Vale a festa!
Gilberto Freyre falava que o clima tropical contribuía para a preguiça. Renato Russo cantava sobre a velha preguiça latina. Sim, somos culturalmente preguiçosos. Somos festeiros. Alegres. E não só cultural, mas também naturalmente preguiçosos. Cortejamos a vadiagem. O ficar à toa. Ficar na boa. Como canta uma das medusas urbanas, "ficar de bobeira".
O trabalho é sacrifício. Ainda que seja para nós mesmos. Já viu a dificuldade que temos de, debaixo de sol, enfrentarmos mais um dia de trabalho? Sol de 40 graus da cidade de São Sebastião! Mas, paradoxalmente, final de semana passado o sambódromo estava lotado.

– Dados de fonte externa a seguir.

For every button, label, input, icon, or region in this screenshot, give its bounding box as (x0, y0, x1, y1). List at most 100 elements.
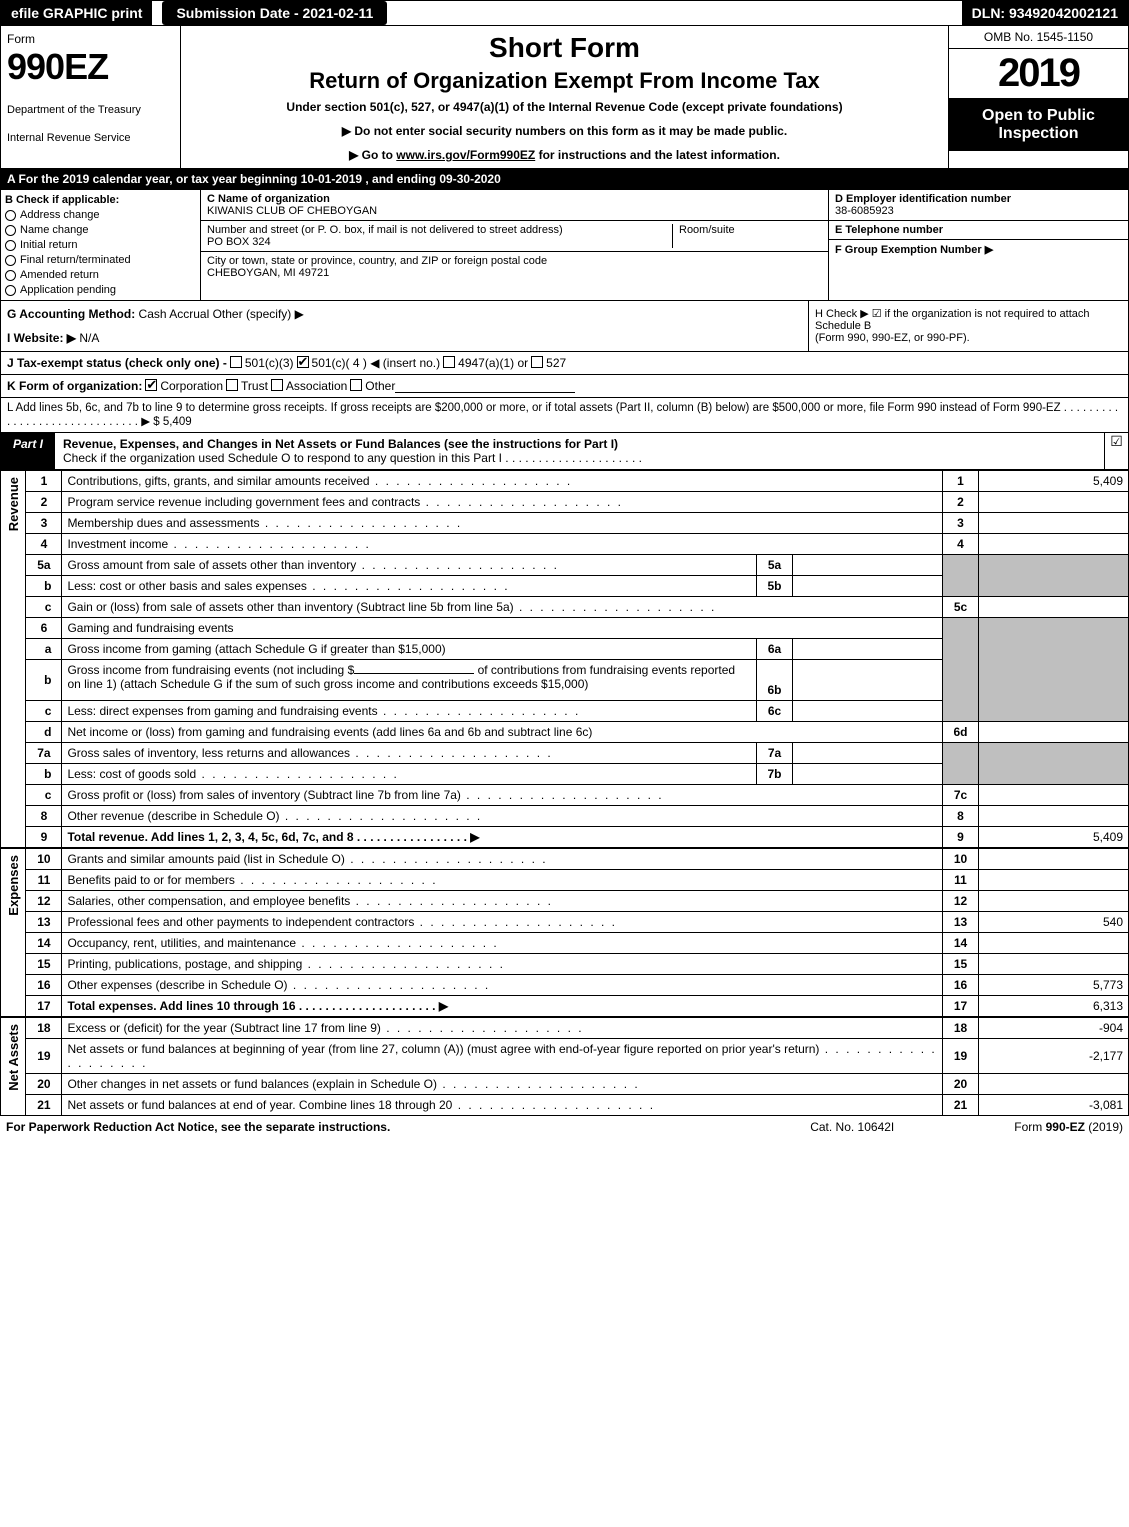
line-21: 21Net assets or fund balances at end of … (26, 1095, 1129, 1116)
addr-value: PO BOX 324 (207, 236, 672, 248)
title-return: Return of Organization Exempt From Incom… (187, 68, 942, 94)
header-center: Short Form Return of Organization Exempt… (181, 26, 948, 168)
line-13: 13Professional fees and other payments t… (26, 912, 1129, 933)
chk-501c[interactable] (297, 356, 309, 368)
line-11: 11Benefits paid to or for members11 (26, 870, 1129, 891)
g-label: G Accounting Method: (7, 307, 135, 321)
side-revenue: Revenue (0, 470, 25, 848)
row-a-tax-year: A For the 2019 calendar year, or tax yea… (0, 169, 1129, 190)
h-line2: (Form 990, 990-EZ, or 990-PF). (815, 332, 1122, 344)
submission-date: Submission Date - 2021-02-11 (162, 1, 387, 25)
f-label: F Group Exemption Number ▶ (835, 243, 1122, 256)
title-short-form: Short Form (187, 32, 942, 64)
h-line1: H Check ▶ ☑ if the organization is not r… (815, 307, 1122, 332)
footer-right: Form 990-EZ (2019) (1014, 1120, 1123, 1134)
e-phone: E Telephone number (829, 221, 1128, 240)
side-expenses: Expenses (0, 848, 25, 1017)
line-18: 18Excess or (deficit) for the year (Subt… (26, 1018, 1129, 1039)
subtitle-under: Under section 501(c), 527, or 4947(a)(1)… (187, 100, 942, 114)
k-other-input[interactable] (395, 379, 575, 393)
g-accounting: G Accounting Method: Cash Accrual Other … (1, 301, 808, 351)
chk-address-change[interactable]: Address change (5, 209, 196, 221)
line-8: 8Other revenue (describe in Schedule O)8 (26, 806, 1129, 827)
top-bar: efile GRAPHIC print Submission Date - 20… (0, 0, 1129, 26)
row-k: K Form of organization: Corporation Trus… (0, 375, 1129, 398)
part-i-checkbox[interactable]: ☑ (1104, 433, 1128, 469)
revenue-table: 1Contributions, gifts, grants, and simil… (25, 470, 1129, 848)
footer-left: For Paperwork Reduction Act Notice, see … (6, 1120, 810, 1134)
row-j: J Tax-exempt status (check only one) - 5… (0, 352, 1129, 375)
goto-link[interactable]: www.irs.gov/Form990EZ (396, 148, 535, 162)
dept-irs: Internal Revenue Service (7, 132, 174, 144)
k-label: K Form of organization: (7, 379, 142, 393)
line-20: 20Other changes in net assets or fund ba… (26, 1074, 1129, 1095)
expenses-table: 10Grants and similar amounts paid (list … (25, 848, 1129, 1017)
chk-501c3[interactable] (230, 356, 242, 368)
row-address: Number and street (or P. O. box, if mail… (201, 221, 828, 252)
line-3: 3Membership dues and assessments3 (26, 513, 1129, 534)
room-suite-label: Room/suite (672, 224, 822, 248)
c-label: C Name of organization (207, 193, 377, 205)
line-9: 9Total revenue. Add lines 1, 2, 3, 4, 5c… (26, 827, 1129, 848)
chk-assoc[interactable] (271, 379, 283, 391)
chk-corp[interactable] (145, 379, 157, 391)
d-label: D Employer identification number (835, 193, 1122, 205)
chk-application-pending[interactable]: Application pending (5, 284, 196, 296)
city-value: CHEBOYGAN, MI 49721 (207, 267, 547, 279)
warning-line: ▶ Do not enter social security numbers o… (187, 124, 942, 138)
expenses-section: Expenses 10Grants and similar amounts pa… (0, 848, 1129, 1017)
line-7a: 7aGross sales of inventory, less returns… (26, 743, 1129, 764)
row-c-name: C Name of organization KIWANIS CLUB OF C… (201, 190, 828, 221)
netassets-section: Net Assets 18Excess or (deficit) for the… (0, 1017, 1129, 1116)
chk-other-org[interactable] (350, 379, 362, 391)
line-10: 10Grants and similar amounts paid (list … (26, 849, 1129, 870)
form-number: 990EZ (7, 46, 174, 88)
addr-label: Number and street (or P. O. box, if mail… (207, 224, 672, 236)
chk-527[interactable] (531, 356, 543, 368)
revenue-section: Revenue 1Contributions, gifts, grants, a… (0, 470, 1129, 848)
part-i-check: Check if the organization used Schedule … (63, 451, 642, 465)
goto-pre: ▶ Go to (349, 148, 396, 162)
line-12: 12Salaries, other compensation, and empl… (26, 891, 1129, 912)
efile-label: efile GRAPHIC print (1, 1, 152, 25)
chk-final-return[interactable]: Final return/terminated (5, 254, 196, 266)
header-left: Form 990EZ Department of the Treasury In… (1, 26, 181, 168)
part-i-title: Revenue, Expenses, and Changes in Net As… (55, 433, 1104, 469)
f-group: F Group Exemption Number ▶ (829, 240, 1128, 259)
chk-4947[interactable] (443, 356, 455, 368)
line-5c: cGain or (loss) from sale of assets othe… (26, 597, 1129, 618)
line-4: 4Investment income4 (26, 534, 1129, 555)
website-value: N/A (79, 331, 99, 345)
g-other: Other (specify) ▶ (213, 307, 304, 321)
d-value: 38-6085923 (835, 205, 1122, 217)
line-1: 1Contributions, gifts, grants, and simil… (26, 471, 1129, 492)
j-label: J Tax-exempt status (check only one) - (7, 356, 227, 370)
dept-treasury: Department of the Treasury (7, 104, 174, 116)
netassets-table: 18Excess or (deficit) for the year (Subt… (25, 1017, 1129, 1116)
d-ein: D Employer identification number 38-6085… (829, 190, 1128, 221)
line-14: 14Occupancy, rent, utilities, and mainte… (26, 933, 1129, 954)
form-header: Form 990EZ Department of the Treasury In… (0, 26, 1129, 169)
line-19: 19Net assets or fund balances at beginni… (26, 1039, 1129, 1074)
e-label: E Telephone number (835, 224, 1122, 236)
chk-amended-return[interactable]: Amended return (5, 269, 196, 281)
h-check: H Check ▶ ☑ if the organization is not r… (808, 301, 1128, 351)
col-b: B Check if applicable: Address change Na… (1, 190, 201, 300)
row-city: City or town, state or province, country… (201, 252, 828, 282)
chk-name-change[interactable]: Name change (5, 224, 196, 236)
chk-initial-return[interactable]: Initial return (5, 239, 196, 251)
city-label: City or town, state or province, country… (207, 255, 547, 267)
row-gh: G Accounting Method: Cash Accrual Other … (0, 301, 1129, 352)
line-16: 16Other expenses (describe in Schedule O… (26, 975, 1129, 996)
line-6: 6Gaming and fundraising events (26, 618, 1129, 639)
tax-year: 2019 (949, 49, 1128, 99)
line-6d: dNet income or (loss) from gaming and fu… (26, 722, 1129, 743)
line-17: 17Total expenses. Add lines 10 through 1… (26, 996, 1129, 1017)
footer-catno: Cat. No. 10642I (810, 1120, 894, 1134)
page-footer: For Paperwork Reduction Act Notice, see … (0, 1116, 1129, 1138)
block-bcdef: B Check if applicable: Address change Na… (0, 190, 1129, 301)
line-7c: cGross profit or (loss) from sales of in… (26, 785, 1129, 806)
part-i-header: Part I Revenue, Expenses, and Changes in… (0, 433, 1129, 470)
chk-trust[interactable] (226, 379, 238, 391)
open-to-public: Open to Public Inspection (949, 99, 1128, 151)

Pessoas de diversas partes desta cidade maravilhosa, vieram sambar e trabalhar para festejar o ensaio técnico das escolas de samba. "Pela Mangueira vale o sacrifício!". Dizia um eufórico pai de família que reclama todo dia quando sai para trabalhar.
O sr. V, porteiro do prédio onde moro, foi promovido a chefe da portaria. Nunca mais ajudou nenhum morador com as compras, mas, logo ordena que o zelador vá em auxílio dos moradores. O chefe da portaria não é para fazer estas coisas. Isto é trabalho de zelador. O sr. V foi ao sambódromo. E orgulhosamente mostrava-nos uma foto que tirara dele empurrando um dos carros alegóricos da Salgueiro, no carnaval passado. No trabalho, o sr. V é chefe dos porteiros, mas na vadiagem transmuta-se em qualquer coisa. Vale a festa!
Não é de estranhar que a América trabalha, a Europa estuda, a África auto-aniquila-se, o Oriente cria e destrói religiões, a Ásia exporta eletrônicos e ditaduras e a América Latina vadia. O Brasil reclama. Reclama do trabalho dos norte-americanos, da intelectualidade européia, da pobreza africana, do fundamentalismo religioso do oriente, dos produtos chineses e seus ditadores. Acostumamos tanto com a vadiagem que apenas aprendemos a reclamar dos nossos contrários. Assim escondemos nossas mazelas e nossa culpa.
Mas, e daí? Há quem pense que somos o super-homem nietzscheano! Nossa cultura apenas reflete a construção possível da ociosidade tão comum às nossas entranhas. Deixemos que os norte-americanos conquistem o mundo! Deixemos que a Europa masturbe-se intelectualmente com as falácias de Marx, Engels, Sartre, Voltaire...! Deixemos que a África com seus ditadores genocidas aniquele-se! Deixemos que judeus e árabes matem-se uns aos outros! Deixemos os contrabandistas da Uruguaiana faturar uma grana com os produtos de quinta categoria da terra de Mao! Deixemos estas preocupações terceiras de lado. Isto é problema dos norte-americanos. Somos tupiniquins! Somos brasileiros! E eu sei lá o que isto quer dizer? Vale a festa!